As Fed raises rates, popular bond index funds get pinched

FILE- In this June 13, 2018, file photo a television screen on the floor of the New York Stock Exchange shows the rate decision of the Federal Reserve. Even bonds, the buttoned-down and conservative part of any portfolio, carry their own risks. And some of the most popular types of bond funds can be particularly susceptible to them. Investors are getting a reminder of these risks after the Federal Reserve lifted its benchmark interest rate by another quarter of a percentage point this week. (AP Photo/Richard Drew, File)

NEW YORK — For holders of bond funds, the Federal Reserve is providing a reminder that even those buttoned-down, conservative investments carry some risk.

Bond prices fall as interest rates rise, and the Fed raised its benchmark interest rate by another quarter of a percentage point Wednesday. The central bank also said it may raise rates two more times this year, a faster pace than it indicated a few months ago.

With interest rates on the rise, the prices of bonds siting in funds' portfolios could drop because they suddenly look less attractive than newly issued bonds. Even if the fund doesn't sell the bond, and thereby avoids locking in the paper loss, its share price will drop. The largest bond mutual fund dipped 0.1 percent on Wednesday and has lost 2.4 percent so far this year.

Bond funds have grown in popularity as aging populations seek a steady source of income with less risk than stocks. Bond funds that track indexes are particularly in favor because they carry significantly lower fees than managed funds and have a solid track record.

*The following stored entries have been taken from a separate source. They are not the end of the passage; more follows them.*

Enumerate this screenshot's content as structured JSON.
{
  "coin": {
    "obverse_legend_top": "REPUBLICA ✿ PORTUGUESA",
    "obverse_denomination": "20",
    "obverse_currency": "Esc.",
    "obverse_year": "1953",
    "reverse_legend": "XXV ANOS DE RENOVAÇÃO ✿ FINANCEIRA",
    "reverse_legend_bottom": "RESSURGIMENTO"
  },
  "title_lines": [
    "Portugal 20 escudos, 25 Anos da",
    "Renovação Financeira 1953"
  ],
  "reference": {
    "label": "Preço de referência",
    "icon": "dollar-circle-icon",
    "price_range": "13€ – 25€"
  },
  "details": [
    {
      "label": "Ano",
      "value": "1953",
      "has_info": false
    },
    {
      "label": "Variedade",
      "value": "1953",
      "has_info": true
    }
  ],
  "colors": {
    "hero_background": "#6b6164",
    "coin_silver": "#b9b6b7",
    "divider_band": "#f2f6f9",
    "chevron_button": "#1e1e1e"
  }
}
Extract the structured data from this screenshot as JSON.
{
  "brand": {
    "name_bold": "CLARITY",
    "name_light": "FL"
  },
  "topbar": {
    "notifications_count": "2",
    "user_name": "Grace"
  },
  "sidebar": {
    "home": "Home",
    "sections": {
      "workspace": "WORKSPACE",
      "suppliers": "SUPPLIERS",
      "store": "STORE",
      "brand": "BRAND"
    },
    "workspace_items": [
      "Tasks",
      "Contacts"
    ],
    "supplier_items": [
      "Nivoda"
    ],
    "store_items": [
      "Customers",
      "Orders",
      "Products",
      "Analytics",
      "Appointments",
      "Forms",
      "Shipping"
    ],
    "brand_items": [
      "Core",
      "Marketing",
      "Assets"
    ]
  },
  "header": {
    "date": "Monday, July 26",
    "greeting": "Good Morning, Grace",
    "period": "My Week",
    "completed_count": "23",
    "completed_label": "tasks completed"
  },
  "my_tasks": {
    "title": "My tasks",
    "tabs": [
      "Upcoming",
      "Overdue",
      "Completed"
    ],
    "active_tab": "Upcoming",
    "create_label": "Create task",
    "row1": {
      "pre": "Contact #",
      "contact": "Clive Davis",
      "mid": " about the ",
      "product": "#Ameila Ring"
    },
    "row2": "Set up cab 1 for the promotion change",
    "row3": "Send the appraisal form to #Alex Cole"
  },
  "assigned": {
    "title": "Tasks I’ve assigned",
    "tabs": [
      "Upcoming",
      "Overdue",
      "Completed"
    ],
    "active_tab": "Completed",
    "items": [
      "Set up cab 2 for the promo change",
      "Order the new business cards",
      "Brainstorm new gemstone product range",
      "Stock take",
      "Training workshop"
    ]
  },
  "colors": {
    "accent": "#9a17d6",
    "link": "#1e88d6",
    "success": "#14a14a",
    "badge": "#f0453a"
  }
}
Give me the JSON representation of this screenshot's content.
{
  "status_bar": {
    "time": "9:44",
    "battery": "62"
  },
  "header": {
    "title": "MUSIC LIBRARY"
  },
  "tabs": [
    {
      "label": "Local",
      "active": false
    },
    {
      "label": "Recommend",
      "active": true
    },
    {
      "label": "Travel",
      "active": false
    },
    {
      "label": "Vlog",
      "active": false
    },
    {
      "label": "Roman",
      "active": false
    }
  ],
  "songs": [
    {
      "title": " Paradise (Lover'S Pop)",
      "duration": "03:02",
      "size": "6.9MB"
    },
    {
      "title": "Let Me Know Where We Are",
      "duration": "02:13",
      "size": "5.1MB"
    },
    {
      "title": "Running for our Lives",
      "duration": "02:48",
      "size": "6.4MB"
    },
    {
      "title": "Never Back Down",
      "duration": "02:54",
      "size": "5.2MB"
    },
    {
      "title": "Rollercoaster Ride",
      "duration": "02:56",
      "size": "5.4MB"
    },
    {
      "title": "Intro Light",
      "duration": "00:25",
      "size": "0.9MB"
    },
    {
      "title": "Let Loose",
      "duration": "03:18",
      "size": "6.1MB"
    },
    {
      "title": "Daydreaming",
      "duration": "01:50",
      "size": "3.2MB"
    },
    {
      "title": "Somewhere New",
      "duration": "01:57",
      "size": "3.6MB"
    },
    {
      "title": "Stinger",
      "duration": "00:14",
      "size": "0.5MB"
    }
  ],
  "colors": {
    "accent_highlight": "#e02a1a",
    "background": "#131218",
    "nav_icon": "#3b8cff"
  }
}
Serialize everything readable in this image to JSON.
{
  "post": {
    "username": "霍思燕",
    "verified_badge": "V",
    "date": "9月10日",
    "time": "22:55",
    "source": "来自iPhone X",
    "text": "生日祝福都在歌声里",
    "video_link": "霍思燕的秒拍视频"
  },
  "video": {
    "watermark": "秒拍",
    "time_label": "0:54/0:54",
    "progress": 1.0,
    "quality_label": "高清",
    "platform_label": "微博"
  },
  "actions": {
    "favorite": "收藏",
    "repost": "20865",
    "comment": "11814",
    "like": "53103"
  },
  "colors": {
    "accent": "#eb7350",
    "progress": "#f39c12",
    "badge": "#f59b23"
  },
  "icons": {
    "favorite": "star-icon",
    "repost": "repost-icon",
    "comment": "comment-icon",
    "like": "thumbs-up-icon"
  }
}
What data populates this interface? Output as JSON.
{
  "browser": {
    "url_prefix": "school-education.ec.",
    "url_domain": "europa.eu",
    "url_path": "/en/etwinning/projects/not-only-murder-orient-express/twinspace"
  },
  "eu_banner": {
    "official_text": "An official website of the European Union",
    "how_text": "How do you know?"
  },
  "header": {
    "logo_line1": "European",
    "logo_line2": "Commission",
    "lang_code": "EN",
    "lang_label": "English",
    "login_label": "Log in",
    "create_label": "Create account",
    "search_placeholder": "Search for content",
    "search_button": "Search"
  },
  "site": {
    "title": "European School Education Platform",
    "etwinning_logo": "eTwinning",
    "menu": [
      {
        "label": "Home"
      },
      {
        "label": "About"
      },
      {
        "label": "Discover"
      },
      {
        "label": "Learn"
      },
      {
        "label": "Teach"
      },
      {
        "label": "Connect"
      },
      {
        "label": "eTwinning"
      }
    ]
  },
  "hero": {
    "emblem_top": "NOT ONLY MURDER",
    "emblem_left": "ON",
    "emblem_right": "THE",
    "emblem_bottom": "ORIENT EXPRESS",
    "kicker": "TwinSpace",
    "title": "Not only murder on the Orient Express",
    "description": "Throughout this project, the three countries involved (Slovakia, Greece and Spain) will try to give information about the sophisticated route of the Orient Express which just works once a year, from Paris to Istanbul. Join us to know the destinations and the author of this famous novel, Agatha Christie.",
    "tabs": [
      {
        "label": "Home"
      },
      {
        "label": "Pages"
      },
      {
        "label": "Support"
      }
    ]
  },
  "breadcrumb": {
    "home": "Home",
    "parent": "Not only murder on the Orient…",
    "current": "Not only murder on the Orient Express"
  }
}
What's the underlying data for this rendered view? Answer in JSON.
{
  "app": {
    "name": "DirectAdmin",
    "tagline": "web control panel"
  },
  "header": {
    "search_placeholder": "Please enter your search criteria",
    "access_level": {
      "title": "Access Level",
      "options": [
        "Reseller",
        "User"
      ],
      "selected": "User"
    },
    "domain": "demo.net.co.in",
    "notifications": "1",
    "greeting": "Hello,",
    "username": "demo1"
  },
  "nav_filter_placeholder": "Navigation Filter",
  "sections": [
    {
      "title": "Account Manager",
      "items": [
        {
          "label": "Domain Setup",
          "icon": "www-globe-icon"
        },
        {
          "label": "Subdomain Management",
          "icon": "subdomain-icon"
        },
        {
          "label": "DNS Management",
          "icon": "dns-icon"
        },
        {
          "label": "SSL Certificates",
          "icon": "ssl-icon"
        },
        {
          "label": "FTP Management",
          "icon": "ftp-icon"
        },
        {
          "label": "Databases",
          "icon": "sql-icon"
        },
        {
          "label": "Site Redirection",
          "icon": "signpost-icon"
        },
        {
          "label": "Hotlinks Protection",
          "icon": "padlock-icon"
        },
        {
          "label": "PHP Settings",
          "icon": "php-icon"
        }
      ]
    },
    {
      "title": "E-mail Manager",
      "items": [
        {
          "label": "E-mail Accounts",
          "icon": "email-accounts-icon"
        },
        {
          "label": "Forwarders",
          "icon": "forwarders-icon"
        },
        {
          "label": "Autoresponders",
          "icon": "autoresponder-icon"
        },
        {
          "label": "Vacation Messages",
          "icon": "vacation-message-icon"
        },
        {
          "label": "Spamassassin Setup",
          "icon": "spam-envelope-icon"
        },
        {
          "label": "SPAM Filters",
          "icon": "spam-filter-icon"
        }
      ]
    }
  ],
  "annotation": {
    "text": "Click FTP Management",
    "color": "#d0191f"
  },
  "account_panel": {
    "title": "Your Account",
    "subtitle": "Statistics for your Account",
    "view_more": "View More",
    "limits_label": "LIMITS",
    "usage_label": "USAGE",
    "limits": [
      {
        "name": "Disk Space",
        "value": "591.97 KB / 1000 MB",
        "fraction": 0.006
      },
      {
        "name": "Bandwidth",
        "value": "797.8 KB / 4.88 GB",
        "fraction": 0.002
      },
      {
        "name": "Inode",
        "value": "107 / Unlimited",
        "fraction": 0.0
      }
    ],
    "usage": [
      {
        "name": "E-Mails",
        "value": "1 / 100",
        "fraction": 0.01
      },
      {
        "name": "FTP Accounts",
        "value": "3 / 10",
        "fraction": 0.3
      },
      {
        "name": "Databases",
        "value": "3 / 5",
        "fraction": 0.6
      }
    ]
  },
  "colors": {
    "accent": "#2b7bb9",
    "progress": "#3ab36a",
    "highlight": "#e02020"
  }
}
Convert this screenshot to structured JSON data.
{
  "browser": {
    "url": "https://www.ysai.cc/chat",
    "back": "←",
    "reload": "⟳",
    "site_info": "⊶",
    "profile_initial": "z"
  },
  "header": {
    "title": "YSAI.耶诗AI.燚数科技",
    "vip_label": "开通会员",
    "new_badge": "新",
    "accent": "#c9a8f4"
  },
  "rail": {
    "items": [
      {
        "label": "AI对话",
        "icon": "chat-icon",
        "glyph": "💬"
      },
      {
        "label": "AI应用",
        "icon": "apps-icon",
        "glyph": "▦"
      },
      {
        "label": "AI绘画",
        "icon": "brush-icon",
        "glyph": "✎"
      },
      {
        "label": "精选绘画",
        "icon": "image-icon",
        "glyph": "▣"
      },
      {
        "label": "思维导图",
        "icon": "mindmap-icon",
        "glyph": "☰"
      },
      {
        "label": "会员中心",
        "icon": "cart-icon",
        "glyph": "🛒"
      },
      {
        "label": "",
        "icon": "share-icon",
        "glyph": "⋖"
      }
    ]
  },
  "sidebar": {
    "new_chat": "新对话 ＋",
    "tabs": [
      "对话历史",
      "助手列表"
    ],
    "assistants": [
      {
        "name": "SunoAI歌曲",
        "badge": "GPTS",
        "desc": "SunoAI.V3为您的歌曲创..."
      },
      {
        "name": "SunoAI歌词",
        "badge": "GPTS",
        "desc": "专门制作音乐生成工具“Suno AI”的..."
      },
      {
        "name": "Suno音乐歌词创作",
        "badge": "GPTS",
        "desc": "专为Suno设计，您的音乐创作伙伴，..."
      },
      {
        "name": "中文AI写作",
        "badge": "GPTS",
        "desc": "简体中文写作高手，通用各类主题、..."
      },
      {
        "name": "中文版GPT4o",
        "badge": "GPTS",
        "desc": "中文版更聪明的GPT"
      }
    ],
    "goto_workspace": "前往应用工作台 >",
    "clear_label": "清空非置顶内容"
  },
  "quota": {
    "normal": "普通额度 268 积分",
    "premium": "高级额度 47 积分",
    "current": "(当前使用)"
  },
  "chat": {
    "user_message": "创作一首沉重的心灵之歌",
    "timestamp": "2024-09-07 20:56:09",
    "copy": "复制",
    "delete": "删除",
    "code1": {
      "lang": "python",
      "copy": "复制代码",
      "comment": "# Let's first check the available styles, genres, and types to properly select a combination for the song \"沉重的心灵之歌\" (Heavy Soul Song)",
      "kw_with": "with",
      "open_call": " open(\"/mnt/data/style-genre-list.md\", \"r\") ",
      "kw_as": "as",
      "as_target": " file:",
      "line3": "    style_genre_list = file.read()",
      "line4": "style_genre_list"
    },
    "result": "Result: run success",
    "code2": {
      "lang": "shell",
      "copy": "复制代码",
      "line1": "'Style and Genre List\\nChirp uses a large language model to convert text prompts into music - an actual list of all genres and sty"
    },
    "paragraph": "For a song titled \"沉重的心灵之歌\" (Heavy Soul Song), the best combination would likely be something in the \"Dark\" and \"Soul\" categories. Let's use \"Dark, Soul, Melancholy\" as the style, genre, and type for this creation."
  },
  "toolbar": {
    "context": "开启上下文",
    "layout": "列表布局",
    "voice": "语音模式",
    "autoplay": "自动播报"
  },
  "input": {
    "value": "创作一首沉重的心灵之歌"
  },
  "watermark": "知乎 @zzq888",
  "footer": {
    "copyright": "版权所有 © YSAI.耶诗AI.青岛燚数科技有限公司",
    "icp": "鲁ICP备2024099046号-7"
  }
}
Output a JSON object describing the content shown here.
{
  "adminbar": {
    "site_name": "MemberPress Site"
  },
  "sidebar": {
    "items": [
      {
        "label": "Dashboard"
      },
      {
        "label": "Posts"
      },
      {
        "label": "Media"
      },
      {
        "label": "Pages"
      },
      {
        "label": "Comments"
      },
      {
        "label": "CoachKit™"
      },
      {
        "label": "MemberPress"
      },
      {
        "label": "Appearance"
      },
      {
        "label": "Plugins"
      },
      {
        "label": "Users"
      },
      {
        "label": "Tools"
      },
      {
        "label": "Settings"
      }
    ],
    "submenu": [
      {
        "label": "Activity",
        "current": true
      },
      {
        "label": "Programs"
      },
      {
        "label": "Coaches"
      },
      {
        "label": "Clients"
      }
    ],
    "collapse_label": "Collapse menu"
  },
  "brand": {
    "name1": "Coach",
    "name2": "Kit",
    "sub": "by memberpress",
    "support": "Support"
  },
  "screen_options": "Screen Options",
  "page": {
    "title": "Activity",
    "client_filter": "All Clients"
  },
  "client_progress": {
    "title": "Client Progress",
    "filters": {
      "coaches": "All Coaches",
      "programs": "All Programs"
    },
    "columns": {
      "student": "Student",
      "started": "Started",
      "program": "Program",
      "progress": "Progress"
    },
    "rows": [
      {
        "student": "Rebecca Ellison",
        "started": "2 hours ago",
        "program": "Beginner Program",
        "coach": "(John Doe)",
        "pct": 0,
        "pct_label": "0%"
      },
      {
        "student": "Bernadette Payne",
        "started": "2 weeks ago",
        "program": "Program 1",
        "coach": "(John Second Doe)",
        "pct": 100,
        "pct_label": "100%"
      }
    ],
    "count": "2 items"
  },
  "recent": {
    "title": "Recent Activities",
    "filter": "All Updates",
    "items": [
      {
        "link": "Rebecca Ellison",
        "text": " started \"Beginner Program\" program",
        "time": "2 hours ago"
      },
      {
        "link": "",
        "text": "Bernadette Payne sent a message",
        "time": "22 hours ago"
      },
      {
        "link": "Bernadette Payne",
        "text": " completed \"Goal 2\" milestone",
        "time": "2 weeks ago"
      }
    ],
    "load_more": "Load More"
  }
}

One way to measure how much pain a bond fund will incur is by looking at something called its "duration." This number shows roughly how big a loss to expect if interest rates climb by one percentage point.

The duration for the Bloomberg Barclays U.S. Aggregate index, which is the benchmark for some of the biggest bond funds and ETFs, hit 6.1 at the end of the first quarter. It's been marching steadily higher after sitting at 5.3 five years ago and 4.4 a decade earlier, according to the Investment Company Institute.

But not every bond fund is seeing its potential riskiness increase as much.

"The only ones that are lengthening are index funds, the others are fairly flat," said Sean Collins, chief economist at the Investment Company Institute.

While index funds that track the Bloomberg Barclays U.S. Aggregate have seen their durations extend by 15 percent over the last five years, the average taxable bond mutual fund's has moved up to just 4.1 from 3.9. Narrow the focus to only high-quality, investment-grade bond funds, and the average duration has remained flat at 3.

It's a result of how bond fund managers have adjusted their portfolios due to worries about rising rates. To protect themselves, many have stuck with shorter-term bonds, which typically get hurt less by rising rates than the longer-term bonds that dominate the broadest indexes.

That means investors who ditched their actively managed bond funds for index bond funds in recent years may also have raised their susceptibility to a rise in rates. Last year, investors poured $210 billion into taxable bond funds that track indexes, versus $179 billion for actively managed ones, according to Morningstar.

Of course, some analysts have been warning for years that interest rates were set to skyrocket and send bond funds to big losses, only to see rates stay low. Aging populations around the world are hungry for income, and their resultant demand for bonds has helped to keep prices high and rates low.

Plus, not all bond index funds have the same amount of duration. Investors can control how much interest-rate risk they want by moving to short-term bond index funds.

Interest rates have been climbing fairly steadily since last autumn, and the yield on the 10-year Treasury sat at 2.98 percent on Wednesday. Economists at Deutsche Bank expect it to hit 3.25 percent by the end of the year. Goldman Sachs strategists predict the yield will hit 3.60 percent by the end of next year.

If rates rise in a gradual way, bond index funds could still come out OK. Even though prices would be dropping for the bonds in their portfolios, they could eventually offset those losses with the additional income they'd be getting after buying higher-yielding, newly issued bonds.

In the meantime, bond index funds will likely continue to have the advantage when it comes to fees. Bond index funds kept just $7 of every $10,000 invested last year to cover their expenses, compared with $55 for actively managed bond funds, according to the Investment Company Institute.

So, bond index funds will still hold onto their benefits, even as rates rise, but their risks will also grow. It's just another reminder that no investment is perfect, or perfectly safe.